Selain itu, berkembang pula konsep Tribina, yakni bina manusia, bina usaha, dan bina lingkungan untuk meningkatkan keswadayaan. Konsep itu lalu berubah menjadi Tridaya di era reformasi.
“Sayangnya, pada era Presiden Jokowi saat ini Triguna dan Tridaya ini hilang lenyap, tidak pernah disinggung lagi. Padahal, Tridaya itu intinya pemberdayaan masyarakat berpenghasilan rendah atau MBR itu sendiri,” kata Zulfi yang pernah menjabat sebagai Deputi Kementerian Perumahan Rakyat Bidang Perumahan Formal.
Pemerintah sendiri mulai serius menindaklanjuti pengembangan program serupa. Pada 20 Desember 2016, Ditjen Penyediaan Perumahan dan Ditjen Pembiayaan Perumahan pada Kementerian PUPR telah menyelenggarakan diskusi kelompok terfokus pada kelembagaan dan tata kelola penyelenggaraan rumah swadaya.
Sepanjang tahun lalu, program rumah swadaya masih berfokus pada penyaluran dana. Dari program tersebut, pemerintah mengklaim telah membantu penyediaan rumah swadaya sebanyak 97.888 unit. Jumlah tersebut terdiri atas 1.007 unit pembangunan baru dan 96.881 unit peningkatan kualitas.
CITA-CITA IDEAL
Sementara itu, pakar di bidang perumahan dari Universitas Gadjah Mada Budi Prayitno menilai, cita-cita ideal perumahan nasional seharusnya adalah seminimal mungkin pembangunan rumah bagi masyarakat berpenghasilan rendah (MBR) dilakukan secara swadaya.

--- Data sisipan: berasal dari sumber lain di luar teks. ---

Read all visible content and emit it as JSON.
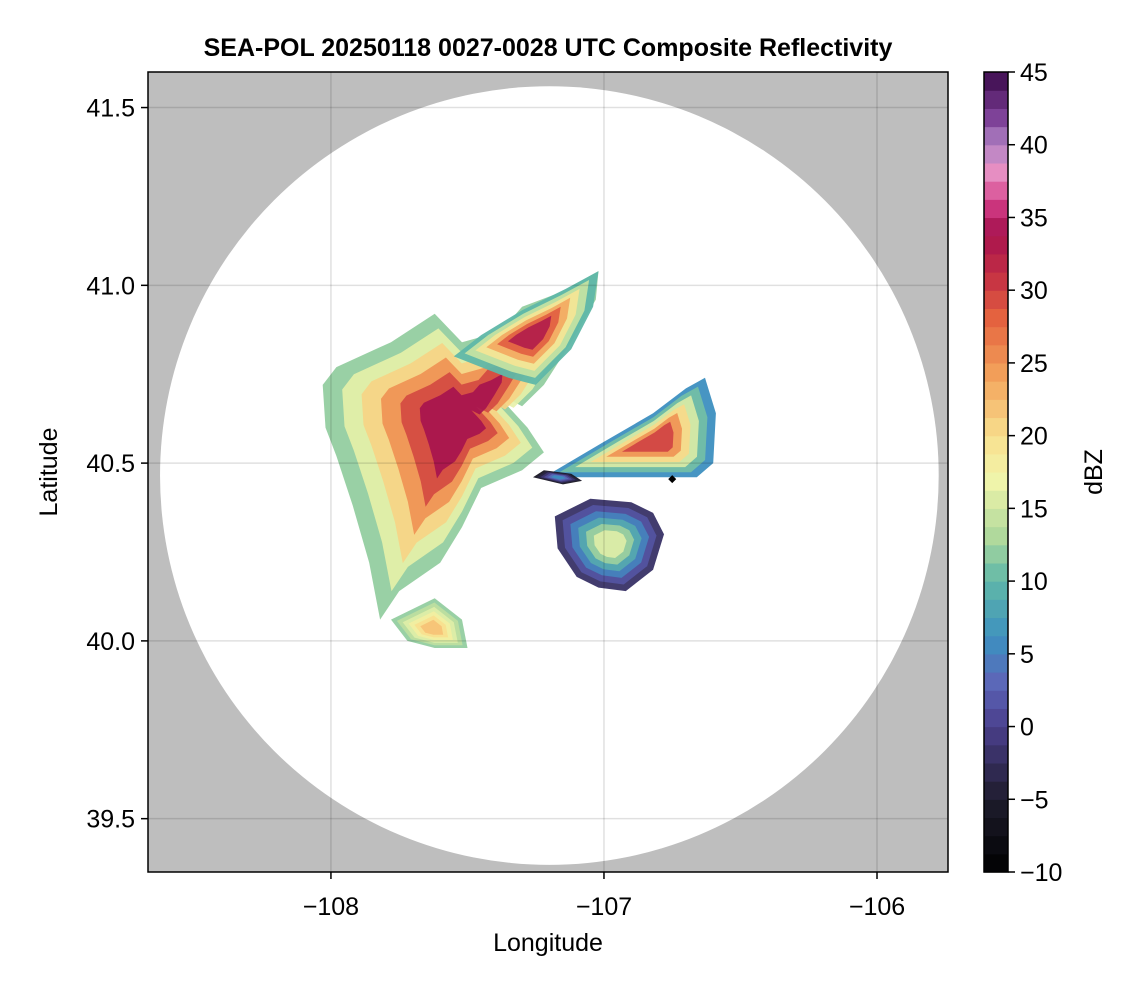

Menurutnya, pembangunan secara swadaya justru menunjukkan ketidakhadiran negara untuk bertanggung jawab menyediakan rumah bagi rakyatnya.
“Dalam strategi merumahkan rakyat, supaya negara itu hadir, swadaya jangan terlalu diurus. Kalau kita terlalu memperkuat swadaya, negara tidak akan hadir. Kalau rakyat bisa menjamin sendiri kebutuhan rumahnya, artinya percuma ada negara atau negara tidak usah hadir saja,” katanya.

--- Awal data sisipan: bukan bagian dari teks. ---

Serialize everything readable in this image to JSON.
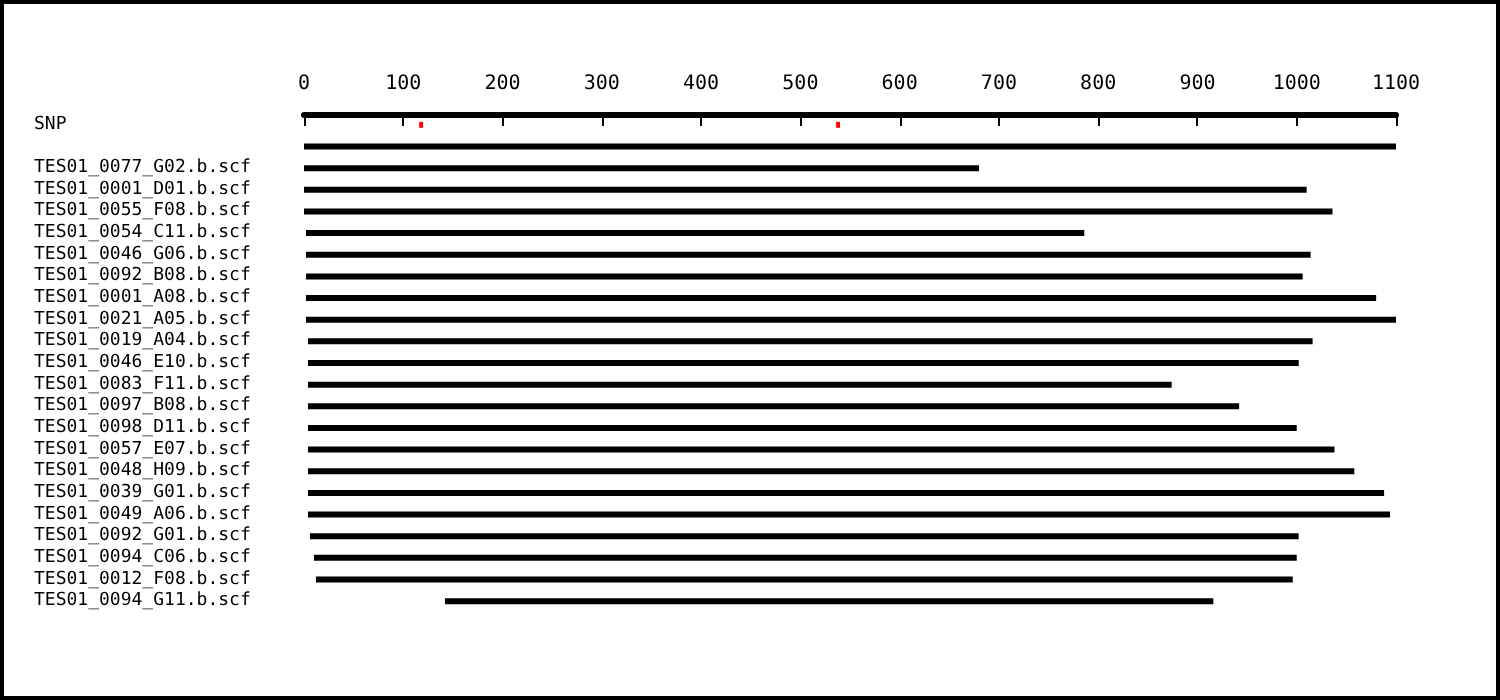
{
  "chart_data": {
    "type": "bar",
    "orientation": "horizontal",
    "categories": [
      "SNP",
      null,
      "TES01_0077_G02.b.scf",
      "TES01_0001_D01.b.scf",
      "TES01_0055_F08.b.scf",
      "TES01_0054_C11.b.scf",
      "TES01_0046_G06.b.scf",
      "TES01_0092_B08.b.scf",
      "TES01_0001_A08.b.scf",
      "TES01_0021_A05.b.scf",
      "TES01_0019_A04.b.scf",
      "TES01_0046_E10.b.scf",
      "TES01_0083_F11.b.scf",
      "TES01_0097_B08.b.scf",
      "TES01_0098_D11.b.scf",
      "TES01_0057_E07.b.scf",
      "TES01_0048_H09.b.scf",
      "TES01_0039_G01.b.scf",
      "TES01_0049_A06.b.scf",
      "TES01_0092_G01.b.scf",
      "TES01_0094_C06.b.scf",
      "TES01_0012_F08.b.scf",
      "TES01_0094_G11.b.scf"
    ],
    "series": [
      {
        "color": "#000000",
        "base": [
          null,
          0,
          0,
          0,
          0,
          2,
          2,
          2,
          2,
          2,
          4,
          4,
          4,
          4,
          4,
          4,
          4,
          4,
          4,
          6,
          10,
          12,
          142
        ],
        "values": [
          null,
          1100,
          680,
          1010,
          1036,
          784,
          1012,
          1004,
          1078,
          1098,
          1012,
          998,
          870,
          938,
          996,
          1034,
          1054,
          1084,
          1090,
          996,
          990,
          984,
          774
        ]
      },
      {
        "color": "#ff0000",
        "base": [
          116,
          null,
          null,
          null,
          null,
          null,
          null,
          null,
          null,
          null,
          null,
          null,
          null,
          null,
          null,
          null,
          null,
          null,
          null,
          null,
          null,
          null,
          null
        ],
        "values": [
          4,
          null,
          null,
          null,
          null,
          null,
          null,
          null,
          null,
          null,
          null,
          null,
          null,
          null,
          null,
          null,
          null,
          null,
          null,
          null,
          null,
          null,
          null
        ]
      },
      {
        "color": "#ff0000",
        "base": [
          536,
          null,
          null,
          null,
          null,
          null,
          null,
          null,
          null,
          null,
          null,
          null,
          null,
          null,
          null,
          null,
          null,
          null,
          null,
          null,
          null,
          null,
          null
        ],
        "values": [
          4,
          null,
          null,
          null,
          null,
          null,
          null,
          null,
          null,
          null,
          null,
          null,
          null,
          null,
          null,
          null,
          null,
          null,
          null,
          null,
          null,
          null,
          null
        ]
      }
    ],
    "xlim": [
      0,
      1100
    ],
    "xticks": [
      0,
      100,
      200,
      300,
      400,
      500,
      600,
      700,
      800,
      900,
      1000,
      1100
    ],
    "grid": false
  }
}
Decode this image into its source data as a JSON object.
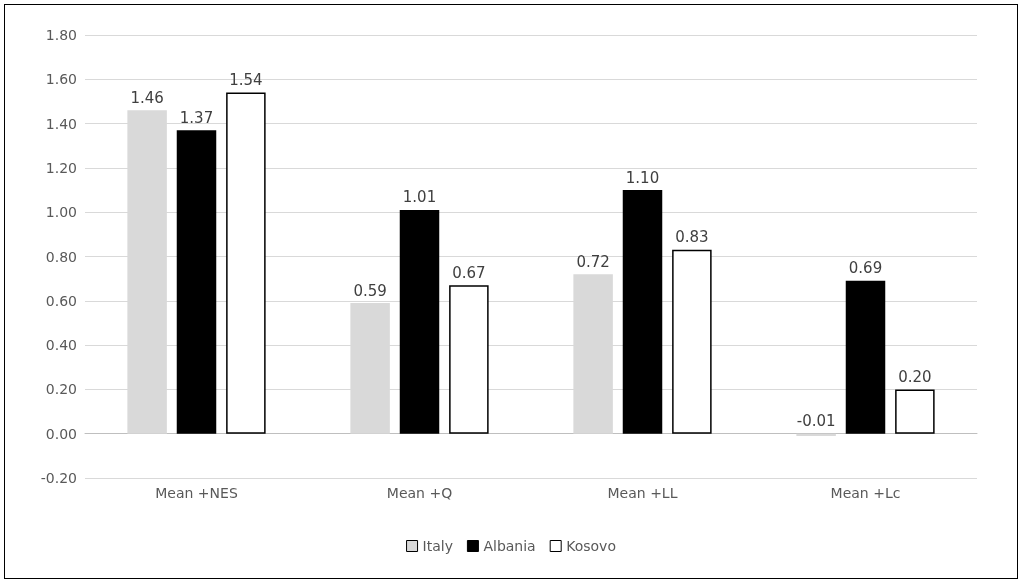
{
  "chart_data": {
    "type": "bar",
    "categories": [
      "Mean +NES",
      "Mean +Q",
      "Mean +LL",
      "Mean +Lc"
    ],
    "series": [
      {
        "name": "Italy",
        "color": "#d9d9d9",
        "values": [
          1.46,
          0.59,
          0.72,
          -0.01
        ],
        "value_labels": [
          "1.46",
          "0.59",
          "0.72",
          "-0.01"
        ]
      },
      {
        "name": "Albania",
        "color": "#000000",
        "values": [
          1.37,
          1.01,
          1.1,
          0.69
        ],
        "value_labels": [
          "1.37",
          "1.01",
          "1.10",
          "0.69"
        ]
      },
      {
        "name": "Kosovo",
        "color": "#ffffff",
        "values": [
          1.54,
          0.67,
          0.83,
          0.2
        ],
        "value_labels": [
          "1.54",
          "0.67",
          "0.83",
          "0.20"
        ]
      }
    ],
    "ylim": [
      -0.2,
      1.8
    ],
    "yticks": [
      {
        "value": -0.2,
        "label": "-0.20"
      },
      {
        "value": 0,
        "label": "0.00"
      },
      {
        "value": 0.2,
        "label": "0.20"
      },
      {
        "value": 0.4,
        "label": "0.40"
      },
      {
        "value": 0.6,
        "label": "0.60"
      },
      {
        "value": 0.8,
        "label": "0.80"
      },
      {
        "value": 1,
        "label": "1.00"
      },
      {
        "value": 1.2,
        "label": "1.20"
      },
      {
        "value": 1.4,
        "label": "1.40"
      },
      {
        "value": 1.6,
        "label": "1.60"
      },
      {
        "value": 1.8,
        "label": "1.80"
      }
    ],
    "grid": "y",
    "legend": "bottom"
  }
}
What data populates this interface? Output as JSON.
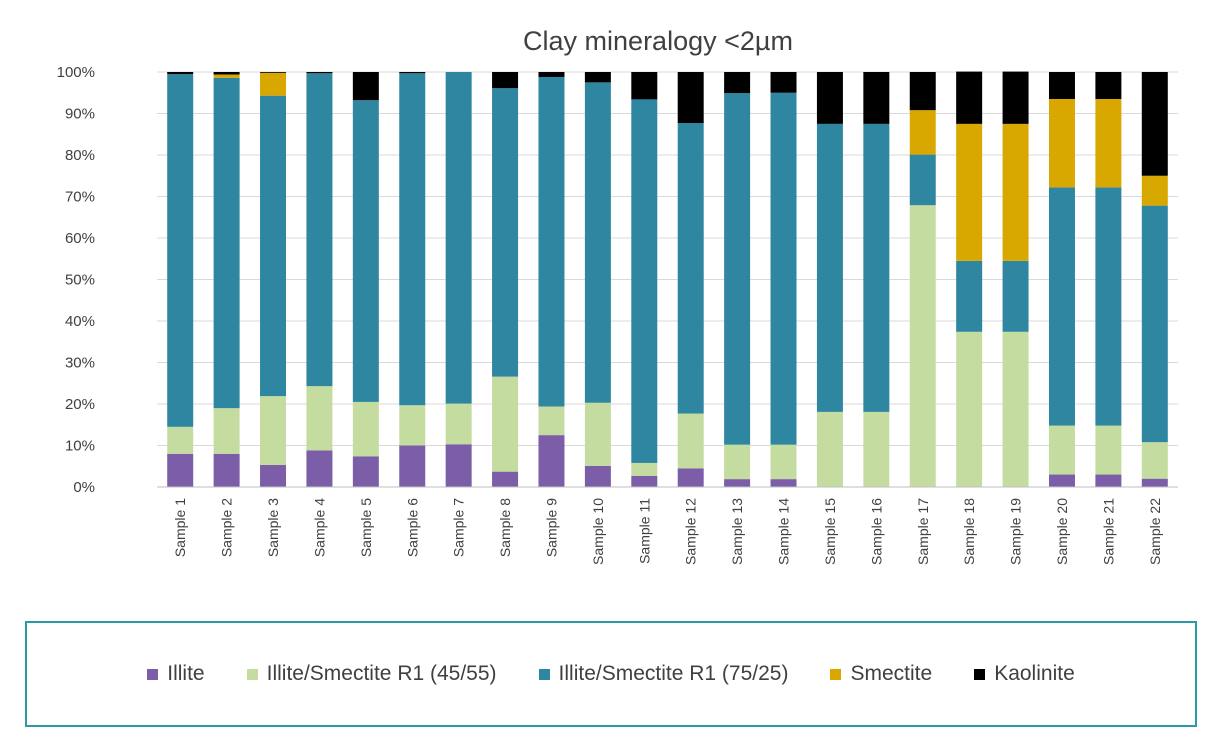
{
  "chart_data": {
    "type": "bar",
    "stacked": true,
    "title": "Clay mineralogy <2µm",
    "xlabel": "",
    "ylabel": "",
    "ylim": [
      0,
      100
    ],
    "y_ticks": [
      "0%",
      "10%",
      "20%",
      "30%",
      "40%",
      "50%",
      "60%",
      "70%",
      "80%",
      "90%",
      "100%"
    ],
    "grid": true,
    "legend_position": "bottom",
    "categories": [
      "Sample 1",
      "Sample 2",
      "Sample 3",
      "Sample 4",
      "Sample 5",
      "Sample 6",
      "Sample 7",
      "Sample 8",
      "Sample 9",
      "Sample 10",
      "Sample 11",
      "Sample 12",
      "Sample 13",
      "Sample 14",
      "Sample 15",
      "Sample 16",
      "Sample 17",
      "Sample 18",
      "Sample 19",
      "Sample 20",
      "Sample 21",
      "Sample 22"
    ],
    "series": [
      {
        "name": "Illite",
        "color": "#7b5ea7",
        "values": [
          8,
          8,
          5.3,
          8.8,
          7.4,
          10,
          10.3,
          3.7,
          12.5,
          5.1,
          2.7,
          4.5,
          1.9,
          1.9,
          0,
          0,
          0,
          0,
          0,
          3,
          3,
          2
        ]
      },
      {
        "name": "Illite/Smectite R1 (45/55)",
        "color": "#c5dca0",
        "values": [
          6.5,
          11,
          16.6,
          15.5,
          13.1,
          9.7,
          9.8,
          22.9,
          6.9,
          15.2,
          3.1,
          13.2,
          8.3,
          8.3,
          18.1,
          18.1,
          67.9,
          37.4,
          37.4,
          11.8,
          11.8,
          8.8
        ]
      },
      {
        "name": "Illite/Smectite R1 (75/25)",
        "color": "#2e86a0",
        "values": [
          85,
          79.6,
          72.4,
          75.4,
          72.7,
          80,
          79.9,
          69.5,
          79.4,
          77.2,
          87.6,
          70,
          84.7,
          84.8,
          69.4,
          69.4,
          12.2,
          17.1,
          17.1,
          57.4,
          57.4,
          57
        ]
      },
      {
        "name": "Smectite",
        "color": "#d9a800",
        "values": [
          0,
          0.8,
          5.5,
          0,
          0,
          0,
          0,
          0,
          0,
          0,
          0,
          0,
          0,
          0,
          0,
          0,
          10.7,
          33,
          33,
          21.3,
          21.3,
          7.2
        ]
      },
      {
        "name": "Kaolinite",
        "color": "#000000",
        "values": [
          0.5,
          0.6,
          0.2,
          0.3,
          6.8,
          0.3,
          0,
          3.9,
          1.2,
          2.5,
          6.6,
          12.3,
          5.1,
          5,
          12.5,
          12.5,
          9.2,
          12.6,
          12.6,
          6.5,
          6.5,
          25
        ]
      }
    ]
  }
}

Budi menambahkan, kenyataan bahwa ada sekitar 87% rumah yang ada di Indonesia saat ini dibangun secara swadaya menunjukkan lemahnya peran serta negara dalam penyediaan rumah bagi masyarakat.
Masyarakat memilih membangun sendiri rumah mereka karena tidak ada solusi penyediaan rumah dari pemerintah.
Oleh karena itu, tuturnya, pemerintah perlu lebih berfokus pada strategi penataan ruang dan pembangunan rumah bagi masyarakat, bukannya terus menyalurkan dana hibah rumah swadaya. Agar lebih efektif, pembangunan fisik sebaiknya dipercayakan pada Perumnas selaku BUMN perumahan, sedangkan pemerintah fokus pada strategi kebijakan dan regulasi.